At 59, Edith Cooper never thought she’d make a career pivot. She spent nearly 30 years working her way up at Goldman Sachs, but then, she was approached to co-found a company called Medley. Who was the other co-founder? Jordan Taylor, AKA her daughter. The mom and daughter duo launched Medley, a coaching platform equipping Millennial-aged workers with the skills they need to be dynamic, inclusive, and authentic leaders.
In this episode, Jordan and Edith share:
Whether Jordan calls Edith “mom” or “Edith” in the workplace
The parts of her Wall Street HR career that Edith misses
Why we forget to support middle-level managers – and how Medley solves for it
The moments Jordan relies on Edith as “mom” vs. “co-founder”
Why boundary setting is crucial to success as co-founders who are friends or family
Psst…this episode of “9 to 5ish” is brought to you by New York Life. Their financial professionals can help you navigate life’s decisions, big and small.

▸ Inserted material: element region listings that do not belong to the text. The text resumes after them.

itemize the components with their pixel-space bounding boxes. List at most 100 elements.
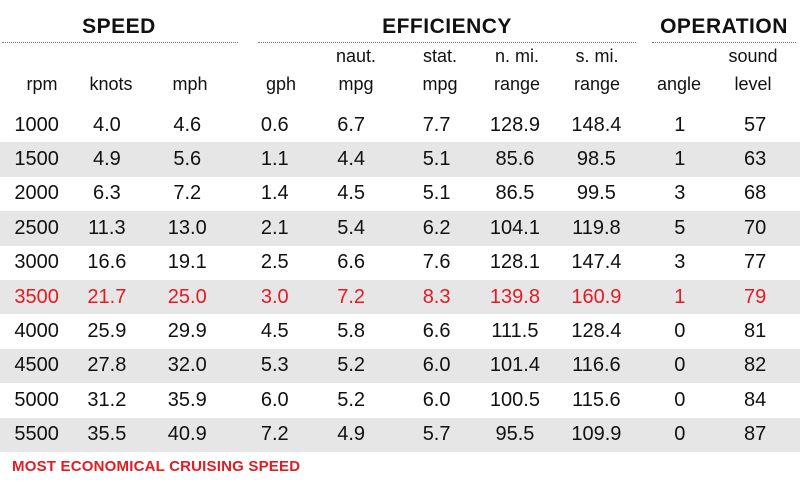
table-cell: 104.1	[486, 211, 544, 246]
footnote: MOST ECONOMICAL CRUISING SPEED	[12, 458, 301, 475]
table-cell: 1	[649, 142, 711, 177]
table-cell: 13.0	[140, 211, 235, 246]
table-cell: 5.2	[337, 388, 366, 411]
table-cell: 35.9	[167, 388, 207, 411]
table-cell: 82	[710, 348, 800, 384]
column-header-rpm: rpm	[0, 42, 87, 98]
table-cell: 147.4	[571, 251, 622, 274]
table-cell: 3500	[0, 279, 74, 315]
table-cell: 128.9	[489, 113, 540, 136]
table-row: 5000 31.2 35.9 6.0 5.2 6.0 100.5 115.6 0 84	[0, 383, 800, 417]
table-cell: 85.6	[486, 142, 544, 177]
table-cell: 70	[710, 211, 800, 246]
column-header-top-label: stat.	[422, 46, 457, 66]
table-cell: 5.3	[234, 348, 316, 384]
column-header-bottom-label: level	[734, 74, 772, 94]
table-cell: 5.2	[315, 348, 387, 384]
table-cell: 4.9	[73, 142, 141, 177]
table-cell: 7.2	[315, 279, 387, 315]
table-cell: 40.9	[140, 417, 235, 452]
table-cell: 4.5	[260, 320, 289, 343]
table-cell: 84	[744, 388, 767, 411]
table-cell: 148.4	[571, 113, 622, 136]
table-row: 2500 11.3 13.0 2.1 5.4 6.2 104.1 119.8 5 70	[0, 211, 800, 246]
table-cell: 101.4	[486, 348, 544, 384]
table-cell: 3000	[14, 251, 59, 274]
column-header-knots: knots	[66, 42, 156, 98]
table-cell: 32.0	[140, 348, 235, 384]
column-header-mpg: naut. mpg	[311, 42, 401, 98]
column-header-bottom-label: mpg	[338, 74, 374, 94]
table-cell: 3	[674, 251, 686, 274]
column-header-range: n. mi. range	[472, 42, 562, 98]
table-cell: 1.1	[234, 142, 316, 177]
table-cell: 4500	[0, 348, 74, 384]
table-cell: 19.1	[167, 251, 207, 274]
column-header-bottom-label: knots	[89, 74, 133, 94]
column-header-top-label: s. mi.	[575, 46, 619, 66]
table-cell: 4.4	[315, 142, 387, 177]
table-cell: 5.7	[386, 417, 487, 452]
table-cell: 8.3	[386, 279, 487, 315]
table-cell: 4.6	[173, 113, 202, 136]
table-cell: 16.6	[87, 251, 127, 274]
group-rule-operation	[652, 42, 796, 43]
table-cell: 57	[744, 113, 767, 136]
table-cell: 0	[649, 417, 711, 452]
table-cell: 4.5	[337, 182, 366, 205]
table-cell: 1.4	[260, 182, 289, 205]
table-cell: 25.0	[140, 279, 235, 315]
table-cell: 4.0	[92, 113, 121, 136]
table-cell: 68	[744, 182, 767, 205]
column-header-top-label	[66, 42, 156, 70]
table-cell: 6.0	[422, 388, 451, 411]
table-row: 4500 27.8 32.0 5.3 5.2 6.0 101.4 116.6 0 82	[0, 348, 800, 384]
column-header-bottom-label: range	[573, 74, 621, 94]
table-cell: 5.4	[315, 211, 387, 246]
table-cell: 2500	[0, 211, 74, 246]
table-cell: 25.9	[87, 320, 127, 343]
column-header-mph: mph	[145, 42, 235, 98]
table-row: 5500 35.5 40.9 7.2 4.9 5.7 95.5 109.9 0 87	[0, 417, 800, 452]
column-header-bottom-label: range	[493, 74, 541, 94]
table-cell: 119.8	[543, 211, 650, 246]
table-cell: 4000	[14, 320, 59, 343]
column-header-bottom-label: gph	[265, 74, 297, 94]
table-cell: 5	[649, 211, 711, 246]
table-cell: 7.2	[173, 182, 202, 205]
group-header-speed: SPEED	[82, 15, 156, 38]
table-cell: 0.6	[260, 113, 289, 136]
table-cell: 128.4	[571, 320, 622, 343]
column-header-angle: angle	[634, 42, 724, 98]
column-header-bottom-label: rpm	[26, 74, 58, 94]
column-header-top-label: naut.	[335, 46, 377, 66]
table-cell: 5.6	[140, 142, 235, 177]
table-cell: 2.5	[260, 251, 289, 274]
table-cell: 1	[674, 113, 686, 136]
table-cell: 3.0	[234, 279, 316, 315]
table-cell: 2000	[14, 182, 59, 205]
table-row: 1000 4.0 4.6 0.6 6.7 7.7 128.9 148.4 1 57	[0, 108, 800, 142]
table-cell: 98.5	[543, 142, 650, 177]
table-cell: 5.8	[337, 320, 366, 343]
column-header-top-label: n. mi.	[494, 46, 539, 66]
table-cell: 160.9	[543, 279, 650, 315]
table-cell: 5500	[0, 417, 74, 452]
table-cell: 2.1	[234, 211, 316, 246]
table-cell: 87	[710, 417, 800, 452]
table-cell: 139.8	[486, 279, 544, 315]
table-cell: 7.7	[422, 113, 451, 136]
column-header-top-label: sound	[728, 46, 778, 66]
table-cell: 77	[744, 251, 767, 274]
table-cell: 95.5	[486, 417, 544, 452]
performance-table: 1000 4.0 4.6 0.6 6.7 7.7 128.9 148.4 1 57 1500 4.9 5…	[0, 108, 800, 452]
table-cell: 0	[674, 388, 686, 411]
table-cell: 1	[649, 279, 711, 315]
table-cell: 6.2	[386, 211, 487, 246]
table-row: 1500 4.9 5.6 1.1 4.4 5.1 85.6 98.5 1 63	[0, 142, 800, 177]
table-cell: 21.7	[73, 279, 141, 315]
table-cell: 35.5	[73, 417, 141, 452]
table-row: 2000 6.3 7.2 1.4 4.5 5.1 86.5 99.5 3 68	[0, 177, 800, 211]
table-row: 3000 16.6 19.1 2.5 6.6 7.6 128.1 147.4 3 77	[0, 246, 800, 280]
table-cell: 11.3	[73, 211, 141, 246]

On Reflecting on Her Responsibility as the Head of Human Resources
Edith: I remember welcoming all the analysts, 2,000 from around the world to New York for orientation. Someone raised their hand and said, “do you feel that you can bring your whole self to work?” And I said, “Yeah, generally.” I kind of basically gave a no-answer nonsense. And after we were done, my Chief of Staff at the time pulled me aside and said, “You didn't really answer that question. You need to really think about why that person asked that question and what it took for the person to ask that question. So as a follow up, we're going to sit down and I'm going to tell you what I know to be true with respect to why that matters to a generation of people and how you basically need to get it together.”
On Navigating the Mother-Daughter Relationship at Work
Jordan: 2020 was an especially difficult period where I was going through a really hard time. I had some pretty serious mental health challenges. And I think that was probably the hardest moment because Edith just wanted to be my mom. She just wanted to be there for me. She wanted to just tell me it would be okay and just support me in any way that she can. And we had a business to run. We had employees, investors, customers – we had things we needed to do. And there was and there was tension. Having gone through that and where we are now, the benefits to our relationship have been really powerful. We've created a way to communicate with each other both as mother daughter and as business partners that would have been hard for us to get to without this really formative experience of us trying to build a company together.
On Avoiding Perfection to Get Results
Jordan: When you're building a business, your greatest resource is time. Being super time constrained with a never ending to do list is almost directly at odds with wanting things to be perfect. Because you can't make things perfect when you have a very finite amount of time and you have a hundred things to do every single hour. I have really had to learn. I'm still learning – and Edith and I really actually approach decision making in a very different way sometimes – to not try to get to 150 percent and to accept the fact that probably my 80% is more than is more than good enough. And so I've been constantly working, constantly, pushing back at my own instinct to try to make things as perfect as they possibly can be.